Estamos en el nivel cero de la política, en un fallo total de la democracia como sistema.

La primera obligación de los partidos es la de resolver los problemas políticos y evitar que se enquisten y se agraven; su deber número uno es mantener la cohesión, minimizar los conflictos y no agrandarlos. No puede haber peor Gobierno que aquel que genera la división de la población, que es lo que ha ocurrido tanto en Cataluña como en España: no solo no se han relajado los enfrentamientos, sino que se suscitan para sacar tajada electoral.

El Gobierno de Sánchez ha generado una esperanza, ¡por fin! La solución es posible: los conflictos de fondo que nos separan son hoy más simbólicos que reales. En primer lugar, porque, efectivamente, la independencia es un sueño: todos somos interdependientes y la ilusión del “nosotros solos” raya en la estupidez en un mundo globalizado. En segundo lugar, porque en el pasado el enfrentamiento tenía bases estructurales enormes: una España agrícola dominada por la oligarquía y la Iglesia soportaba mal una Cataluña y un Euskadi industrializados, con necesidades políticas distintas a las del resto. Esto se acabó: Madrid es una capital moderna totalmente capaz de dinamizar a la sociedad española. El problema está, no en la sociedad, sino en algunas élites políticas, como hemos visto hasta la saciedad. Dejen de manipularnos, por favor. Vuelvan a la política, es su responsabilidad.

Si olvidamos las guerras de banderas, las soluciones existen: Cataluña necesita consolidar su autogobierno sobre bases sólidas, no sometidas constantemente a la amenaza de recentralización; España necesita aceptar de una vez su pluralismo interno, en un mundo en el que las amenazas para las lenguas no son ni el euskera ni el catalán, sino ser barridas por el inglés. Acerquemos la soberanía a los pueblos, a las ciudades, democraticemos la Unión Europea. Tenemos por delante tareas mucho más apasionantes que las de poner y quitar lazos de colores y mirarnos a cara de perro calculando la próxima agresión.

Torra acaba de insistir en sus propósitos, a corto término, imposibles de lograr; por ello, llama otra vez a la gente a la movilización, a que la calle obtenga lo que políticamente él no puede obtener. El independentismo hace gala de su no violencia, pero, ¿hasta dónde podrá controlar a sus bases? El unionismo tiene más tendencia a la bronca agresiva. ¿Hasta dónde será azuzado para practicarla?
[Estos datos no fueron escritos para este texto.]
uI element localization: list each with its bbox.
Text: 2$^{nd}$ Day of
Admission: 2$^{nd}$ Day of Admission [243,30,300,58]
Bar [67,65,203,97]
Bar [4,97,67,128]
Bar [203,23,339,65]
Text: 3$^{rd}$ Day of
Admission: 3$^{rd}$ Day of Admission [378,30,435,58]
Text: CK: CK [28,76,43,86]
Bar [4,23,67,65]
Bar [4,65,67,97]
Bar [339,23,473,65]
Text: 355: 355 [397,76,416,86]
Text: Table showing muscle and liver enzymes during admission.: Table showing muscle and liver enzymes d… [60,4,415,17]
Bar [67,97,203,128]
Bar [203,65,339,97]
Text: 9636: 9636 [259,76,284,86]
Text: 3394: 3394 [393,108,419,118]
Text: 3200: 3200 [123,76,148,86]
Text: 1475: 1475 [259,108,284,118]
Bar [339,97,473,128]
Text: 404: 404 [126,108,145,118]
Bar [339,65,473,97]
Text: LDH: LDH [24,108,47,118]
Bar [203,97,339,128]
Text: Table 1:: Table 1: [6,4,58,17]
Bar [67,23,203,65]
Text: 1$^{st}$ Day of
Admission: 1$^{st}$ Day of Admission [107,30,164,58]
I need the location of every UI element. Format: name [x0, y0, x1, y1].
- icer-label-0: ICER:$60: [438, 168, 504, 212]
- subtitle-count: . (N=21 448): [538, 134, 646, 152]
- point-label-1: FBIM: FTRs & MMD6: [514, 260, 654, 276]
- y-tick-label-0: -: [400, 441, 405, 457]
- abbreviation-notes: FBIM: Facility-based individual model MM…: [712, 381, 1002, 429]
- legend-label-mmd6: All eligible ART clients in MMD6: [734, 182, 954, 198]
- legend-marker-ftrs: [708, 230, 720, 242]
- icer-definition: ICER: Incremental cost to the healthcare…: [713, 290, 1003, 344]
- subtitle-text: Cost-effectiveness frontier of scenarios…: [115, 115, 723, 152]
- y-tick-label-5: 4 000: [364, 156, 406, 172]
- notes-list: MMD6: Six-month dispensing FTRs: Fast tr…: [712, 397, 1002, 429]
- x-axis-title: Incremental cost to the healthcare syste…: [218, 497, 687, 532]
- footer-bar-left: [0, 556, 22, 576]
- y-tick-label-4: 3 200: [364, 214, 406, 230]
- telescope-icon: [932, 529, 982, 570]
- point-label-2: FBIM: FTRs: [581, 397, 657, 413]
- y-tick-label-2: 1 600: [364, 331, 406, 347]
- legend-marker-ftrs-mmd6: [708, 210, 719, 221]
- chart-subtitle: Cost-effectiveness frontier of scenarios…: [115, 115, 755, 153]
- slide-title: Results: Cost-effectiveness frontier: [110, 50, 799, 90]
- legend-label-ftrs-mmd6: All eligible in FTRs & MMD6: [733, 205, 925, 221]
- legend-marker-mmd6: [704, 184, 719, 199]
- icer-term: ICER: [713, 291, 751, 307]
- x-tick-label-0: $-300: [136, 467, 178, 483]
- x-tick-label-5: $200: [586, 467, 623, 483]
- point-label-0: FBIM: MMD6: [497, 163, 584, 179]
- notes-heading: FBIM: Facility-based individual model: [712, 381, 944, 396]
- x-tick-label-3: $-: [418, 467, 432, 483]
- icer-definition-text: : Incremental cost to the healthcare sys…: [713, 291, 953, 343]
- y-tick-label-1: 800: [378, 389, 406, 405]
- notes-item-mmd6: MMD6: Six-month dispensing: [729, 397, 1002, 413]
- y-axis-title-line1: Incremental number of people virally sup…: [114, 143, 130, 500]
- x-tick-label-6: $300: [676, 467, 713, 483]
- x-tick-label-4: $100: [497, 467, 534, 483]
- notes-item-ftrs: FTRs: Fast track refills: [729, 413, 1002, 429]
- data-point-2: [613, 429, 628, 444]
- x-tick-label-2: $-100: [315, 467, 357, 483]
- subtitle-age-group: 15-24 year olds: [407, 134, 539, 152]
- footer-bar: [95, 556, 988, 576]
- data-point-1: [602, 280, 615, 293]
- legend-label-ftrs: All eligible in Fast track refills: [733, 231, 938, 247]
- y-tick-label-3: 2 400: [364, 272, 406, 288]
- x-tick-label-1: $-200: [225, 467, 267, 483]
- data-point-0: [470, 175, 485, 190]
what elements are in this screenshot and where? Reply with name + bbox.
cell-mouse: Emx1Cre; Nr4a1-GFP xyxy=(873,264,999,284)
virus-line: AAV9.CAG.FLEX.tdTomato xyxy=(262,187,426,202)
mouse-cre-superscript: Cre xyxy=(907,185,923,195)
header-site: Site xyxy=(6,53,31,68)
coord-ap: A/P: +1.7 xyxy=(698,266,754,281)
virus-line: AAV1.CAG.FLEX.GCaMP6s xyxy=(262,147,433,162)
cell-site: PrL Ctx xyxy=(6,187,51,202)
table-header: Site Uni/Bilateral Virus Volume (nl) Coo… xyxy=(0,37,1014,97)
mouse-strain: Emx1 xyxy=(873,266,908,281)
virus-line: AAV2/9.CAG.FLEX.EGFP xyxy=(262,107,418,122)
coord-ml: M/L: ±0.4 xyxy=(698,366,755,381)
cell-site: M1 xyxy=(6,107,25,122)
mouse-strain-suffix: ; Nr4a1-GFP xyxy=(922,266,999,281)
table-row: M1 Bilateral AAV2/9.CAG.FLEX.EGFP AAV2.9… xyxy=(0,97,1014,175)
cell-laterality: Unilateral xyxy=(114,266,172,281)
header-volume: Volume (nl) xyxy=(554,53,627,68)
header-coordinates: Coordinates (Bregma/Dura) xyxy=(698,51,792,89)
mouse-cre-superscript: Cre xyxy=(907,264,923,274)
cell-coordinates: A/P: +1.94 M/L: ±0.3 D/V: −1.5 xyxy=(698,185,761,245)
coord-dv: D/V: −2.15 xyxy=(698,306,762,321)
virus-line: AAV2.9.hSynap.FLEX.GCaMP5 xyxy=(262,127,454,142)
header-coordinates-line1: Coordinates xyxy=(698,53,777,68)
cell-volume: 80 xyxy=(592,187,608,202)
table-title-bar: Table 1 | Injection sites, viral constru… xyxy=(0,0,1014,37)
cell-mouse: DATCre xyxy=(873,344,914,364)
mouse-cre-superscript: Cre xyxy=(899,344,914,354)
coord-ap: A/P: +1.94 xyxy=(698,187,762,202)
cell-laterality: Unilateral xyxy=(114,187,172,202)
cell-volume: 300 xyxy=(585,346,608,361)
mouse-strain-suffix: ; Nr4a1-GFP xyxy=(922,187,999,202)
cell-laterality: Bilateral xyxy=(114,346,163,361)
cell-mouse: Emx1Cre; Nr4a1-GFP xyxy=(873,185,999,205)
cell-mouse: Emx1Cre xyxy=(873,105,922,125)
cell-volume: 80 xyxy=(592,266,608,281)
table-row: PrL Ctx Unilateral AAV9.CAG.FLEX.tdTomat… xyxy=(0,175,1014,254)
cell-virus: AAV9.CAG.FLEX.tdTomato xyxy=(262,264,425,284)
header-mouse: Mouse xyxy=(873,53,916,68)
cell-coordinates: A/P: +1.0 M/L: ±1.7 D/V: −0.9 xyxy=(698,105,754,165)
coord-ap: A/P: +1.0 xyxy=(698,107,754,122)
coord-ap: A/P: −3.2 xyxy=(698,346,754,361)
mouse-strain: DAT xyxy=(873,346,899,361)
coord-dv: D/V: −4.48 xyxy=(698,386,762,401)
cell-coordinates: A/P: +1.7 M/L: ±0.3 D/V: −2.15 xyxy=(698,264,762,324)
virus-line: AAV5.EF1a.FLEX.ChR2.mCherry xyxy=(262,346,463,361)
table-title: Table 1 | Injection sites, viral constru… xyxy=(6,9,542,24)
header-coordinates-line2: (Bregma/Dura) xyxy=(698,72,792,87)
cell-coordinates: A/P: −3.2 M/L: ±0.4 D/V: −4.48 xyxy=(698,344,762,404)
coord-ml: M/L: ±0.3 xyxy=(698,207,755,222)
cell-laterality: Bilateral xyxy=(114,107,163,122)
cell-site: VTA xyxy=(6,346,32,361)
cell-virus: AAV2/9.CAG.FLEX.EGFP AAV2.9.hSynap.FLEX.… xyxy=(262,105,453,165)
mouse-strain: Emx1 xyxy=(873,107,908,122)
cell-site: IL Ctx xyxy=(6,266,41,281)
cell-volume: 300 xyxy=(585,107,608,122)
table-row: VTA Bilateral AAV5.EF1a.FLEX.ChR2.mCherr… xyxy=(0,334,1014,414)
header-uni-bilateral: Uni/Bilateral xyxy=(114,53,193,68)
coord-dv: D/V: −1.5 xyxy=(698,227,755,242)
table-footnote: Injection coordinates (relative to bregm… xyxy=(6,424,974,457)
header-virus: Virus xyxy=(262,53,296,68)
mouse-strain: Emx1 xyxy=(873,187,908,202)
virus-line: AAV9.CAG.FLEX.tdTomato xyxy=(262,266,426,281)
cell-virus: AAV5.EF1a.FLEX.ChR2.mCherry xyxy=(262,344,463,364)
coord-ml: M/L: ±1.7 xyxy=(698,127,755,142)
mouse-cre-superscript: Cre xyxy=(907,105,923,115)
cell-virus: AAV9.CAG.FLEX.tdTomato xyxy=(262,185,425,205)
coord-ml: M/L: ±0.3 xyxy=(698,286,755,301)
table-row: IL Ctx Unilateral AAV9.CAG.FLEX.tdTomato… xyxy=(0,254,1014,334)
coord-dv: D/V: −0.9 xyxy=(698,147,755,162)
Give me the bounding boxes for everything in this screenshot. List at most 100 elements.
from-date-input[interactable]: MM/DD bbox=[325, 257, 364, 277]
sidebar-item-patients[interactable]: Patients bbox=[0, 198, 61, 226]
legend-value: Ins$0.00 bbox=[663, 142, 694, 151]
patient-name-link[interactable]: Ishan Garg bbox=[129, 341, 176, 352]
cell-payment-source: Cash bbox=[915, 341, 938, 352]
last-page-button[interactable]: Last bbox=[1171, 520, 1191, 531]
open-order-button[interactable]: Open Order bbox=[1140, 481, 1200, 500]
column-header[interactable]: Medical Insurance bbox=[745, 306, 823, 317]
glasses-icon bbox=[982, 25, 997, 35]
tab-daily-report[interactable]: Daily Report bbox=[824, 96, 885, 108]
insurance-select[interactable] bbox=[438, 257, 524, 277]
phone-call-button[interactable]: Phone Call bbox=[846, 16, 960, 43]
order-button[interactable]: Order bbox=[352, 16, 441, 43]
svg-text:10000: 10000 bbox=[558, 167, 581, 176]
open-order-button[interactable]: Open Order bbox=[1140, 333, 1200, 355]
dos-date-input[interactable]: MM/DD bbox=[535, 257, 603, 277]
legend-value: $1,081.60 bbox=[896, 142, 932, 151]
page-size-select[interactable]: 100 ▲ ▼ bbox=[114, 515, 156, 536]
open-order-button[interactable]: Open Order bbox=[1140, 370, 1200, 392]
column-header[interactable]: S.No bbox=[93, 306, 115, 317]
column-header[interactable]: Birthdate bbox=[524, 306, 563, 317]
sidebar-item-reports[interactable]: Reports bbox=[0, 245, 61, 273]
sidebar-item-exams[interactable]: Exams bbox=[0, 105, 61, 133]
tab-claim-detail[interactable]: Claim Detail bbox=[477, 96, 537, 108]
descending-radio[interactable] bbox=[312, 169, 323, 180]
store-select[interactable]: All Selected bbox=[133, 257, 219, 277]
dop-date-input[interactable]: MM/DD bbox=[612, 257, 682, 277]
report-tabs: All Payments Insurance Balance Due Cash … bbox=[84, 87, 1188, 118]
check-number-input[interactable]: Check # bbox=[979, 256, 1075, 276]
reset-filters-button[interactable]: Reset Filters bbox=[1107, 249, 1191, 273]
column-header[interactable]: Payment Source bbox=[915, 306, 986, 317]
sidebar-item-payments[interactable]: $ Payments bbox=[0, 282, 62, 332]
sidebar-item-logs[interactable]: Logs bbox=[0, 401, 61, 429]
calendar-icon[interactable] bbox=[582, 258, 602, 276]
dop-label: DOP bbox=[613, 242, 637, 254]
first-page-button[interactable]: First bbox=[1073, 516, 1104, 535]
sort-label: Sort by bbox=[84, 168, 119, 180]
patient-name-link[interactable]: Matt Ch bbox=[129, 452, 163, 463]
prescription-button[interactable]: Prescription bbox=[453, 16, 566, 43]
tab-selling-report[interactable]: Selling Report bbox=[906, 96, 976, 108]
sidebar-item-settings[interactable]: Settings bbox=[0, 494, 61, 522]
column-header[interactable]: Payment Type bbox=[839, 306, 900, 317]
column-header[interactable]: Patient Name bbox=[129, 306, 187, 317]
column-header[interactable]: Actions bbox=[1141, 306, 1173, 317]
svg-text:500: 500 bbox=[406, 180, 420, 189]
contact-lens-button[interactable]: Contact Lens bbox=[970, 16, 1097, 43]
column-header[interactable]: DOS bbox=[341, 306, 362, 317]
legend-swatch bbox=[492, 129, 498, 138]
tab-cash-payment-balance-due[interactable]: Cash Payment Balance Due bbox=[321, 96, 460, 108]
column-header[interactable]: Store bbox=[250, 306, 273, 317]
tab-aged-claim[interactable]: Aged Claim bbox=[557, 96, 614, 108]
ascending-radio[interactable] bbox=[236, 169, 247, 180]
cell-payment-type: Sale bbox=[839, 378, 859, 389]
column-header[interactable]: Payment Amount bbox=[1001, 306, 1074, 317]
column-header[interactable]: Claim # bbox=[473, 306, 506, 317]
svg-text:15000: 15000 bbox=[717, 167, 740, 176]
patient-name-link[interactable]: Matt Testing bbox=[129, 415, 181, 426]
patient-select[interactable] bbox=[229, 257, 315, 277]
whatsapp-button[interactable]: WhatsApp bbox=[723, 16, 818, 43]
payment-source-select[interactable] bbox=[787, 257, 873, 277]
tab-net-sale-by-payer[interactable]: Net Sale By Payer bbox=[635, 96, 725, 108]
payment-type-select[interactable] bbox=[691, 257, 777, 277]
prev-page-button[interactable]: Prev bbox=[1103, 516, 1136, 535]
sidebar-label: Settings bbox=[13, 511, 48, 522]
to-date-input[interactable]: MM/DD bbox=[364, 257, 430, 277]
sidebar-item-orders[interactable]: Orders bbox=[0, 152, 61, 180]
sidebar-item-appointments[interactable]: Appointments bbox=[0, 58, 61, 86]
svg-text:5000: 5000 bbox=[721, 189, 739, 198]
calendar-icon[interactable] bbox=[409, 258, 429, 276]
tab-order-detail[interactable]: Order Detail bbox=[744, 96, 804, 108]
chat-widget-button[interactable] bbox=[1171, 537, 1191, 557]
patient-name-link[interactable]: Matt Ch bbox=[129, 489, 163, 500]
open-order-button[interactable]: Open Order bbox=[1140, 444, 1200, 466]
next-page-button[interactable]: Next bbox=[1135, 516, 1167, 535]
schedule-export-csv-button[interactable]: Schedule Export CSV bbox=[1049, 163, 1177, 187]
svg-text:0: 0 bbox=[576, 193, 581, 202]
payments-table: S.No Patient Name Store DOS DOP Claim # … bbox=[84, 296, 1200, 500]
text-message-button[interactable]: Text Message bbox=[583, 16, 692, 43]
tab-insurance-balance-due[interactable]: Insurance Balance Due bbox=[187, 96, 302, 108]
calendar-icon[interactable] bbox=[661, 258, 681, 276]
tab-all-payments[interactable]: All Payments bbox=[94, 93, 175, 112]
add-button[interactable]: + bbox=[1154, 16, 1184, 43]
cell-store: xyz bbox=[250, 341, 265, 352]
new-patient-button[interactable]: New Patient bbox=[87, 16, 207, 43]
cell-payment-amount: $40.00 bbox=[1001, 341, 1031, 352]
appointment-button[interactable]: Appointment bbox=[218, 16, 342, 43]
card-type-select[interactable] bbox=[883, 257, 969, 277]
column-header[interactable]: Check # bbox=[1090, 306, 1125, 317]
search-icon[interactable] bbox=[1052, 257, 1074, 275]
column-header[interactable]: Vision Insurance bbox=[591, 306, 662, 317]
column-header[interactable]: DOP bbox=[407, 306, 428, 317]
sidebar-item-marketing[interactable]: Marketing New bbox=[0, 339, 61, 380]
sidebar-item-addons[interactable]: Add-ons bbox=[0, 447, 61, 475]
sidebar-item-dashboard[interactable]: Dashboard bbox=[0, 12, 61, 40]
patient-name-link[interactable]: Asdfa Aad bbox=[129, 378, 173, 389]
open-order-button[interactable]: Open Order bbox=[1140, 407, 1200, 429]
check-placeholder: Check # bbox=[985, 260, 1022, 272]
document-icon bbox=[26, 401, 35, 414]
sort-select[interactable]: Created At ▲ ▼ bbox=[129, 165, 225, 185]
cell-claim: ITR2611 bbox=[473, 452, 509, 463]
Hay que llegar a acuerdos, pero para ello necesitamos auténticos dirigentes políticos, capaces de perder una o varias elecciones, si es necesario, para mantener el timón en la dirección correcta, por impopular que pueda ser en un momento. Solo con líderes y partidos capaces de anteponer realmente el interés general saldremos de este marasmo. Solo dirigentes de gran talla, capaces de pagar el precio que haga falta, podrán merecer, a la larga, el reconocimiento de quienes han puesto un gran esfuerzo en un camino que, va quedando claro, no nos lleva a Ítaca, sino al enfrentamiento y a la división. Este otoño nos ofrece una oportunidad, no la desaprovechemos, por favor.

Marina Subirats es catedrática emérita de Sociología de la Universidad Autónoma de Barcelona.